Como diretor não acho que há um final definitivo para nenhum filme, mesmo com a morte do protagonista, porque a história de vida desses personagens começou antes que o nosso filme começasse e vai continuar depois que o filme acaba. Nós só escolhemos o momento que pensamos ser certo para terminar o filme.

O final de Como alguém apaixonado incomodou muita gente, porque eles julgam o final como não sendo um final. Mas se aquele não é um final, não sei o que o seria. Isso vale para todos os meus filmes: nenhum deles tem um final definitivo, porque finais definitivos não são realistas.

Na foto, o clássico Gosto de Cereja" (1997)

Revista Cult: Tirando-se da posição de diretor, como espectador, você tem uma opinião sobre o final de Gosto de Cereja?

Eu gostaria de pensar que o protagonista viveu.

Mas, mesmo que ela tenha morrido, a vida continua. Você vê que soldados aparecem em marcha e sentam debaixo das árvores e a vida continua. Então o que eu gostaria de pensar é que o que importa não é a morte de uma pessoa mas a continuidade da vida.
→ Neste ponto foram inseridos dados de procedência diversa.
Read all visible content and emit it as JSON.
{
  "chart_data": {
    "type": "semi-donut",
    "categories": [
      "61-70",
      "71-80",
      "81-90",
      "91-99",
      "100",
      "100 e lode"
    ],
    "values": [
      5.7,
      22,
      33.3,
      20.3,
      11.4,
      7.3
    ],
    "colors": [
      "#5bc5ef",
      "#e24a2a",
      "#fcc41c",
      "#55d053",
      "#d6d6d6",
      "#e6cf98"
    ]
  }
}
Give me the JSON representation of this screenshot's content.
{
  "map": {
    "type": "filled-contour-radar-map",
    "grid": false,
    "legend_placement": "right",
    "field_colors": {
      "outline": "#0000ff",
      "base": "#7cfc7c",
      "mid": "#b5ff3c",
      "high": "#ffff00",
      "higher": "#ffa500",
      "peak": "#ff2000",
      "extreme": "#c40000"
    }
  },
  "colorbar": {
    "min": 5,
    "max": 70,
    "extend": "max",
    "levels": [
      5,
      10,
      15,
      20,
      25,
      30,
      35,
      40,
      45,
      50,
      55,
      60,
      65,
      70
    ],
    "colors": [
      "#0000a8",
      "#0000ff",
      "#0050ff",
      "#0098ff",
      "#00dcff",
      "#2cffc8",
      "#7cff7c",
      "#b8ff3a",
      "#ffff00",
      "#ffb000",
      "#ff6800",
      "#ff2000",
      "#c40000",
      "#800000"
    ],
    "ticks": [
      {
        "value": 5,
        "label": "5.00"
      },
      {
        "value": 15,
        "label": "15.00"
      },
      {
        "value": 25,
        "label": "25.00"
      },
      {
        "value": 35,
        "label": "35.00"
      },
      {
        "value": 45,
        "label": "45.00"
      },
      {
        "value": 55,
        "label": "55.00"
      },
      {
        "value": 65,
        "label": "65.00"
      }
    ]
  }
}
É nesse tom que eu gostaria de terminar o filme.

Como estávamos falando de poetas e poesia, há um famoso poeta no Irã chamado Omar Khayyám e, por toda a sua vida, ele tentou enfatizar que, numa escala geral das coisas, nós somos muito pequenos. Depois que tivermos ido embora, a vida continuará e o mundo continuará. Com sorte, se percebermos isso, nos tornaremos menos egoístas.